Scientists from the Loschmidt Laboratories of Masaryk University’s Faculty of Science and The International Clinical Research Center of St. Anne's University Hospital in Brno took 2nd place in the competition, which recognises the most interesting Czech scientific and research projects each year, with their work on the ‘Luciferase reporter system with an extremely stable bioluminescent signal’.
Luciferases are enzymes that allow living organisms to produce light, a typical example being fireflies. Enzymes are used in many scientific, bioengineering or clinical applications and in the diagnosis of various diseases. As part of the research, the team managed to create an artificial enzyme that shines for much longer and is more stable than natural enzymes, a feature that could significantly improve the diagnosis and monitoring of some diseases and facilitate further research.

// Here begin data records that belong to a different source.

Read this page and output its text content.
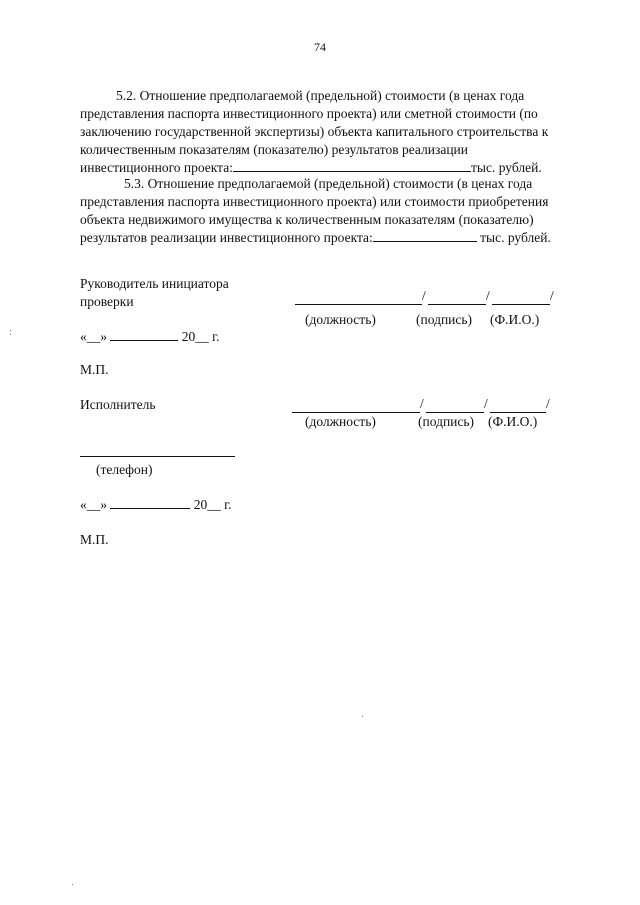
74
5.2. Отношение предполагаемой (предельной) стоимости (в ценах года
представления паспорта инвестиционного проекта) или сметной стоимости (по
заключению государственной экспертизы) объекта капитального строительства к
количественным показателям (показателю) результатов реализации
инвестиционного проекта:	тыс. рублей.
5.3. Отношение предполагаемой (предельной) стоимости (в ценах года
представления паспорта инвестиционного проекта) или стоимости приобретения
объекта недвижимого имущества к количественным показателям (показателю)
результатов реализации инвестиционного проекта:	тыс. рублей.
Руководитель инициатора
проверки	/	/	/
(должность)	(подпись) (Ф.И.О.)
«__»	20__ г.
М.П.
Исполнитель	/	/	/
(должность)	(подпись) (Ф.И.О.)
(телефон)
«__»	20__ г.
М.П.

“The long-term vision of our research is to improve not only non-invasive biological imaging and diagnostics but also the transmission of light for practical uses, examples being photodynamic therapy or glowing plants and trees; indeed, such bioluminescent systems have become popular in both art and architecture over recent years”, explained Daniel Pluskal and Martin Marek, members of the research team.
During the event, a professional jury composed of representatives of investors and scientific research institutions assessed both the innovativeness and commercial potential of 12 finalists. Transfer Technology Day has been organised by Transfera.cz since 2020 with the support of CzechInvest, the Neuron Endowment Fund and other partners. It aims to connect Czech science and technology sources with the business community and create suitable conditions for mutual cooperation.